IBM, eMD.com Team Up On Medication-Management System
At a time when about the only consistent services patients can expect from their health-care providers are a cold stethoscope and an illegibly written prescription, IBM and eMD.com are looking to the Internet for a cure. The companies plan to create a Web-based medication-management system that uses a Web-enabled device to connect physicians and other medical professionals to critical patient data.
IBM technology has been chosen by eMD.com, a subsidiary of BioShield Technologies Inc., to connect the disparate computing systems of doctors' offices around the world with eMD.com's Web-based medication-management application. The eMD.com Point of Care Medication Management Solution application gives doctors the ability to write online prescriptions from any Web-enabled device from all areas of their practices, including exam rooms. This provides a more convenient way for doctors to contact pharmacies, check patient records for potential drug interactions, and determine whether or not insurance plans cover prescriptions.
Additionally, eMD.com will help its client base of about 90,000 physicians and 27,000 clinical users implement IBM Small Business WebConnections, a subscription-based Internet offering designed to provide hardware, software, and services that physicians need to use the Internet through a single connection. Through IBM NetVista Desktop and ThinkPad notebook computers, eMD.com provides physicians and their staff with shared Internet access and E-mail, a specialized domain name, secure remote access, firewall security, Web-site blocking, 24-hour IBM service, and can even include high-speed digital subscriber line connectivity and Web-page design and hosting.

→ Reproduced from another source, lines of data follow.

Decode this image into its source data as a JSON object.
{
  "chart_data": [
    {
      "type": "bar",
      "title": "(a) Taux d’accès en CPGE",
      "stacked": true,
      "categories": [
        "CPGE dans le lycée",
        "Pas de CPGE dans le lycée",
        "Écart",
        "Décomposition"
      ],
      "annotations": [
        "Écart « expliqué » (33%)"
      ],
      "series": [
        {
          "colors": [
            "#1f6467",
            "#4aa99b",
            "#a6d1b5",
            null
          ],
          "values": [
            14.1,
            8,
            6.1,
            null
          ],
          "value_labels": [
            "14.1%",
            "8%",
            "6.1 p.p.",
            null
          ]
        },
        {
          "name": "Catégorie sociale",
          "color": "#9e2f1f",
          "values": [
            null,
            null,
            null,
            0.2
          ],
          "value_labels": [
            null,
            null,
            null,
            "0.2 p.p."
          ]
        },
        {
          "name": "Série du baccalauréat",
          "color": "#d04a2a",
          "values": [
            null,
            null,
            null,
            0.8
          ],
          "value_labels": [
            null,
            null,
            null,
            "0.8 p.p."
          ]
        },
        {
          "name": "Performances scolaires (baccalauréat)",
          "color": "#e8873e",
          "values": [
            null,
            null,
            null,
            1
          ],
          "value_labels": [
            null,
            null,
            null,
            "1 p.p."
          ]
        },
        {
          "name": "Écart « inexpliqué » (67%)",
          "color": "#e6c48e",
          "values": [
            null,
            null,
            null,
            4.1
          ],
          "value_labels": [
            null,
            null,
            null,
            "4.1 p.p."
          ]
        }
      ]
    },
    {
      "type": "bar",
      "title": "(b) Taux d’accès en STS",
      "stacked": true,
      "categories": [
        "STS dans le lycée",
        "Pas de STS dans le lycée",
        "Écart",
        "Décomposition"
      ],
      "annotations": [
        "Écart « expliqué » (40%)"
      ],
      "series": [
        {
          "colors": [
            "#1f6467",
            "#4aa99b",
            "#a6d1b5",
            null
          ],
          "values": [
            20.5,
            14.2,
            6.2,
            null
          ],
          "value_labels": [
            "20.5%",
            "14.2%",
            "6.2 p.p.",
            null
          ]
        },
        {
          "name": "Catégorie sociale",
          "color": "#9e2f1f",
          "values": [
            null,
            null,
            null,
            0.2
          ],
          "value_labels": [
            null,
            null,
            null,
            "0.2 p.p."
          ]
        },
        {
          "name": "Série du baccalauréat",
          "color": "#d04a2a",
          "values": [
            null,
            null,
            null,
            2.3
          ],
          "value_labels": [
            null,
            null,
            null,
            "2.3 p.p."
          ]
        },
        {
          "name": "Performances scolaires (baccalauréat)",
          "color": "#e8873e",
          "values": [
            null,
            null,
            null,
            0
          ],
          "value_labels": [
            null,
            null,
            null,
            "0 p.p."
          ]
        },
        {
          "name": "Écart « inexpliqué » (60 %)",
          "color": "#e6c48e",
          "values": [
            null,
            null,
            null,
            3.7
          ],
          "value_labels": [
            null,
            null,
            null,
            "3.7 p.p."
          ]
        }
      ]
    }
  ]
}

To use the system, physicians will log on to the eMD.com site, which contains a secure profile of the user that includes his or her registration information with the Drug Enforcement Agency, state license number, and digitized signature. Once a prescription has been written online, it can be filled by pharmacies participating in eMD.com's network or by a licensed pharmacy chosen by the patient. The National Association of Chain Drug Stores projects that the number of prescriptions filled in the United States will increase from approximately 2.6 billion to 4 billion between 1998 and 2005.